Ya, Anda membacanya dengan benar. Dalam argumentasinya mengenai Konstitusi, salah satu orang yang paling awal ditunjuk di Mahkamah Agung menyatakan bahwa dalam kasus besar, presiden dapat diadili, dihukum, dan dihukum mati.

Jika ada topik yang perlu dibahas oleh generasi pendiri negara, maka pertanyaannya adalah mengenai sifat kepresidenan. Apakah presiden kebal hukum? Jawabannya adalah tidak. Apakah presiden kebal dari tuntutan pidana? Sekali lagi, jawabannya adalah tidak. Kesimpulan lain apa pun merupakan tantangan mendasar bagi pemerintahan konstitusional.

Saya berharap saya memiliki keyakinan bahwa Mahkamah Agung akan memutuskan dengan suara bulat menentang Trump. Namun setelah mendengar argumen-argumennya – setelah mendengarkan kekhawatiran Hakim Brett Kavanaugh bahwa penuntutan dapat menghambat presiden dan setelah mendengar Hakim Samuel Alito menyatakan bahwa kita akan menghadapi masa depan penuntutan yang bermotif politik yang tidak stabil jika Trump mendapati dirinya berada di pihak yang menerima tuntutan penuh. kekuatan hukum – pendapat saya adalah bahwa mayoritas yang ditunjuk oleh Partai Republik akan mencoba membuat perbedaan antara tindakan resmi dan tidak resmi dan mengembalikan kasus tersebut ke pengadilan untuk ditinjau lebih lanjut, sehingga menunda persidangan lebih jauh lagi.

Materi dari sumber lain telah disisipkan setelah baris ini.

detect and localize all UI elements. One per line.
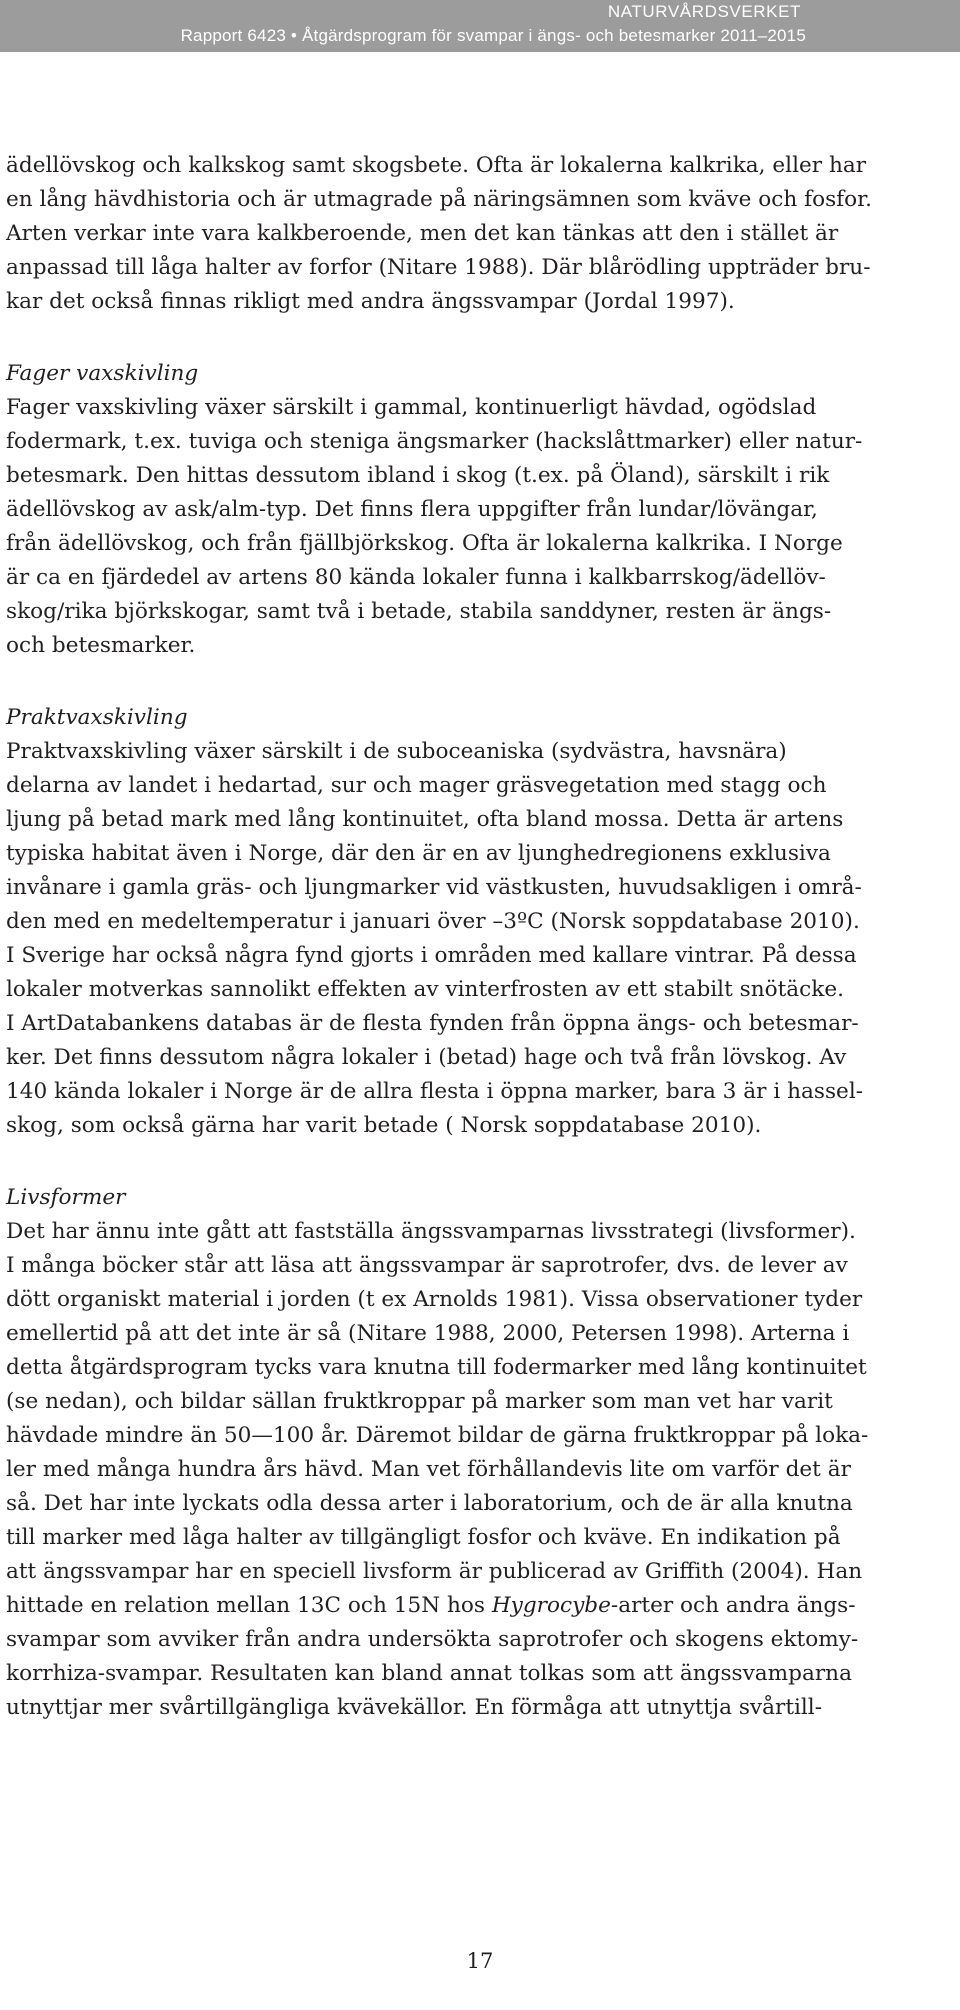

Daripada bergulat dengan situasi yang ada – seorang presiden yang kalah bekerja sama dengan sekutu-sekutunya untuk mencoba membatalkan hasil pemilu yang ia kalah, dan akhirnya memanggil massa untuk mencoba menumbangkan peralihan kekuasaan secara damai – mayoritas yang ditunjuk oleh Partai Republik justru mengkhawatirkan hal-hal yang bersifat hipotetis. penuntutan terhadap presiden hipotetis yang mungkin mencoba untuk tetap menjabat bertentangan dengan keinginan rakyat jika mereka tidak ditempatkan di atas hukum.

Itu adalah sebuah lelucon yang sesuai dengan absurditas situasi. Trump telah bertanya kepada Mahkamah Agung apakah dia memang seorang raja. Dan setidaknya empat anggota pengadilan, di antaranya adalah yang disebut orisinalis, pada intinya mengatakan bahwa mereka harus memikirkannya.